It’s not so much a “duplicate” but a side effect of the fact that GMail’s system is not like a typical e-mail system.
GMail has no concept of folders. All your mail is in one large “All mail” bucket. You assign labels to messages. The web interface lets you click on labels to filter the output to only show messages with the selected label. Even “inbox” and “trash” are just labels.
Traditional mail apps (including Mail.app, Thunderbird and Outlook) don’t work this way. They have actual folders, which you can move messages between.
IMAP is based on the concept of folders. In order to try and fake it GMail presents each label as a folder. But it’s an illusion. If you assign five labels to a message, you will see that message in six folders - one for each label and “All mail”. When you “delete” a message, you are really assigning the “Trash” label to it (and might also remove one or more other labels).
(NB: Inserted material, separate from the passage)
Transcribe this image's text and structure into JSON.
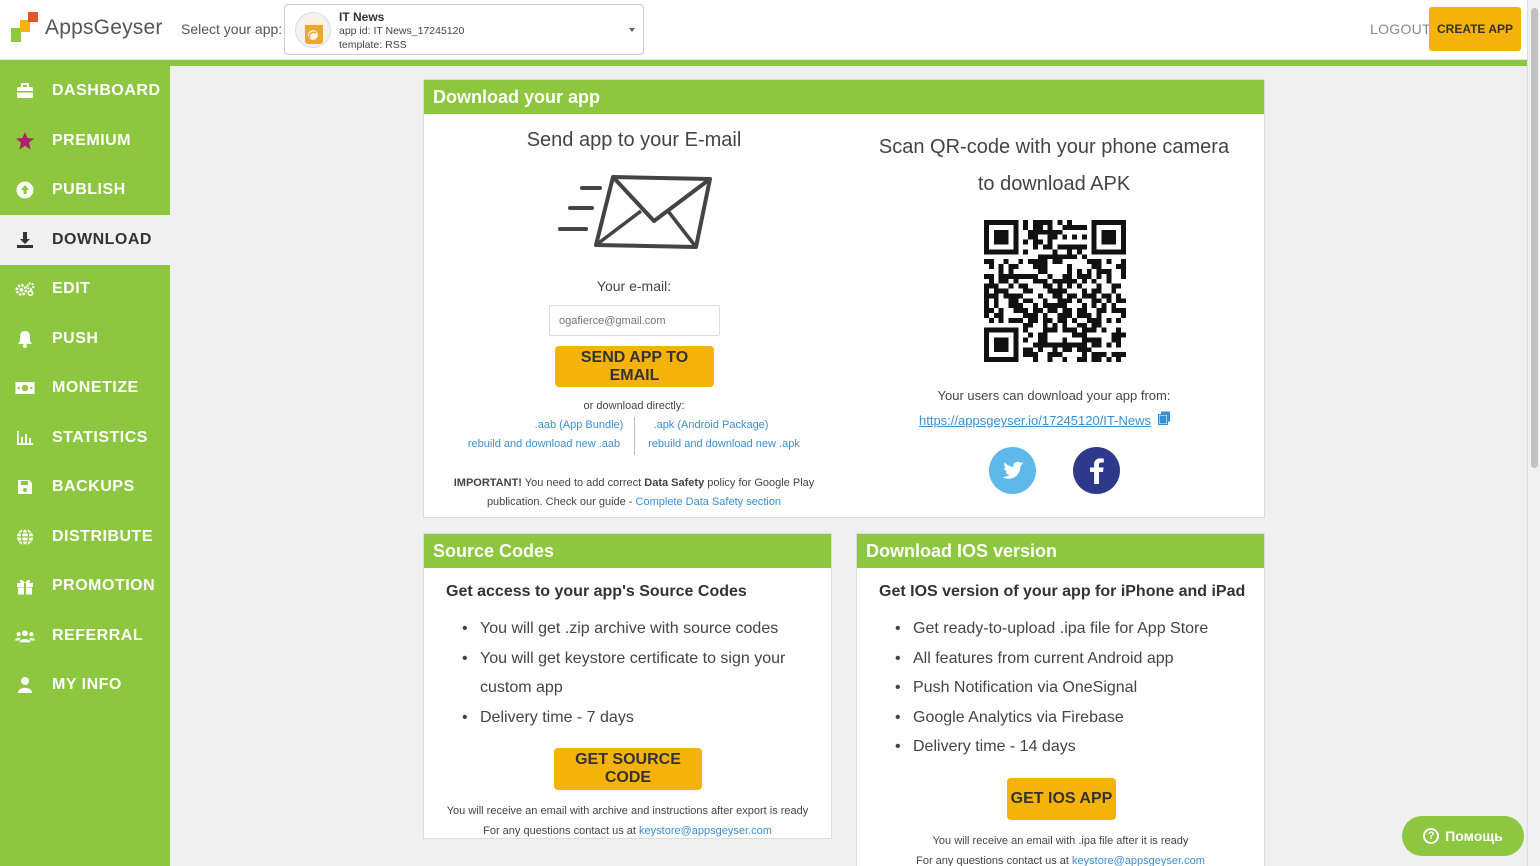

When you move a message to a new folder, you are deleting the old folder’s label and adding a label for the new folder.
From the Google web site, you can set various preferences to customize what happens when typical IMAP actions are performed (e.g. delete message, move to folder), but nothing changes the fact that GMail is label-based not folder-based and their IMAP interface is providing an (imperfect) translation layer between the two concepts.
A lot of the problems people have with GMail and mail applications is a result of this. Unless you have a mail app that knows about and can work directly with GMail’s system of labels, you are going to see behaviors which don’t seem to make sense. Like messages being “duplicated” when you move them between folders.